Abe a ensuite renforcé la qualité et la quantité du personnel diplomatique japonais à Washington grâce à des visites de plus en plus fréquentes d'officiers des Forces d'autodéfense, d'hommes politiques, d'universitaires, de chercheurs en chars et de chefs d'entreprise. Cela a renforcé les liens nippo-américains, les rendant moins vulnérables aux tweets aléatoires et aux fausses déclarations de Trump.
Final,Premier ministre du JaponLe Japon a investi massivement dans le multilatéralisme et la promotion d'un ordre fondé sur des règles. Grâce à sa stratégie pour un Indo-Pacifique libre et ouvert (FOIP), à l'Accord de partenariat transpacifique global et progressiste (APTP) et à l'Accord de partenariat économique avec l'Union européenne (APE), il a attiré davantage de membres vers le FOIP, visant à sécuriser un marché commercial et à bâtir une communauté fondée sur des règles.

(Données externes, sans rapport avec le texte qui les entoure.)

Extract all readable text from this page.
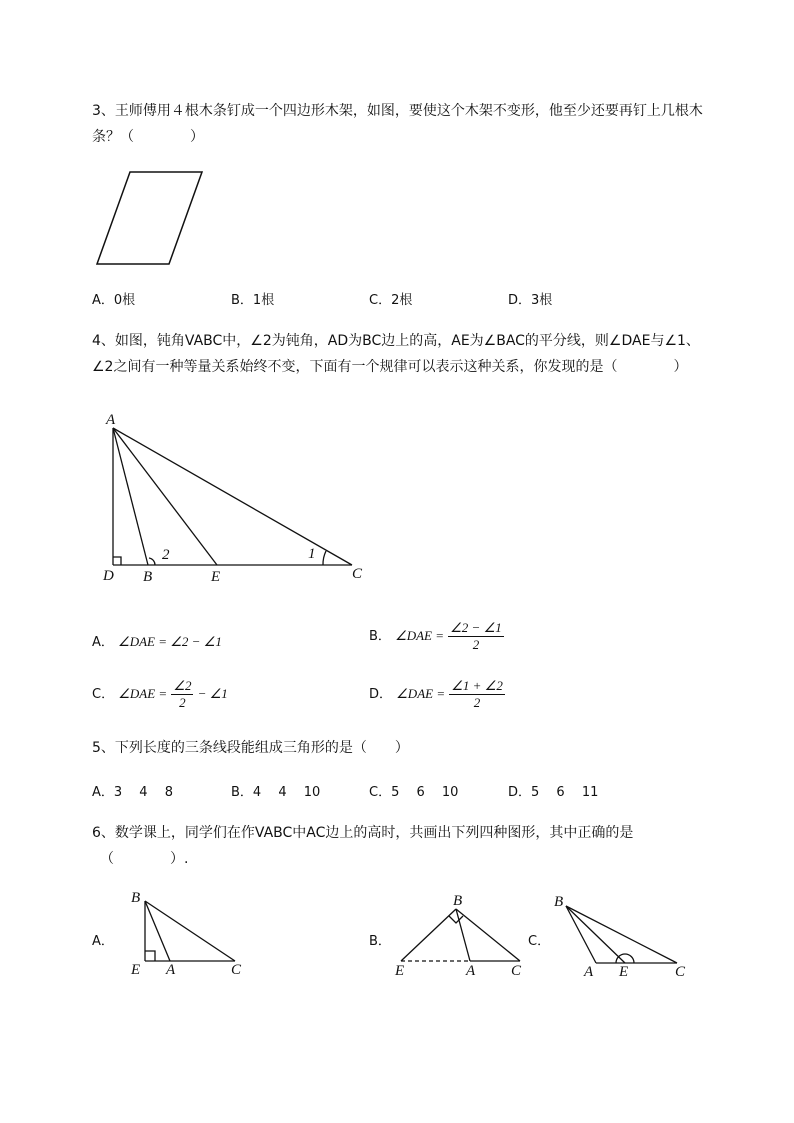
3、王师傅用４根木条钉成一个四边形木架，如图，要使这个木架不变形，他至少还要再钉上几根木
条？（　　　　）
A．0根	B．1根	C．2根	D．3根
4、如图，钝角VABC中，∠2为钝角，AD为BC边上的高，AE为∠BAC的平分线，则∠DAE与∠1、
∠2之间有一种等量关系始终不变，下面有一个规律可以表示这种关系，你发现的是（　　　　）
A
D B	E	C
1
2
A． ∠DAE = ∠2 − ∠1	B． ∠DAE = $\frac{\angle 2 - \angle 1}{2}$
C． ∠DAE = $\frac{\angle 2}{2}$ − ∠1	D． ∠DAE = $\frac{\angle 1 + \angle 2}{2}$
5、下列长度的三条线段能组成三角形的是（　　）
A．3　 4　 8	B．4　 4　 10	C．5　 6　 10	D．5　 6　 11
6、数学课上，同学们在作VABC中AC边上的高时，共画出下列四种图形，其中正确的是
（　　　　）.
A．	B．	C．
B
E A	C
B
E	A C
B
A E	C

Le Partenariat pour une connectivité durable et des infrastructures de qualité entre l'Union européenne et le Japon et le Partenariat trilatéral Australie-Japon-États-Unis pour les infrastructures témoignent de l'approche de M. Abe visant à renforcer les relations avec les États-Unis tout en augmentant le nombre de partenaires du Japon, démontrant ainsi son autonomie en matière de politique étrangère.
Impressions après 8 ans
Bien que ses politiques fondamentales aient échoué au niveau national en raison d'un manque de réformes structurelles, d'améliorations limitées des droits des femmes et de pressions extérieures, les réformes de la gouvernance d'entreprise, l'assouplissement des réglementations sur l'immigration et d'autres réformes de l'économie nationale donnent un élan au Japon.
Au niveau international, il a fait preuve d'une grande perspicacité dans ses relations géopolitiques, ce qui lui a valu les éloges des critiques du pouvoir régional, comme l'Asia Power Index du Lowy Institute, qui considère le Japon comme « le leader de l'ordre libéral en Asie ».
L’enquête sur l’état de l’Asie du Sud-Est 2020 de l’ISEAS-Yusof Ishak Institute le confirme également, montrant que le Japon est le pays le plus digne de confiance de la région, résultat du leadership de Shinzo Abe pendant son mandat de Premier ministre.
Celui qui deviendra le prochain dirigeant du Japon aura beaucoup à apprendre du leadership de M. Abe avant lui.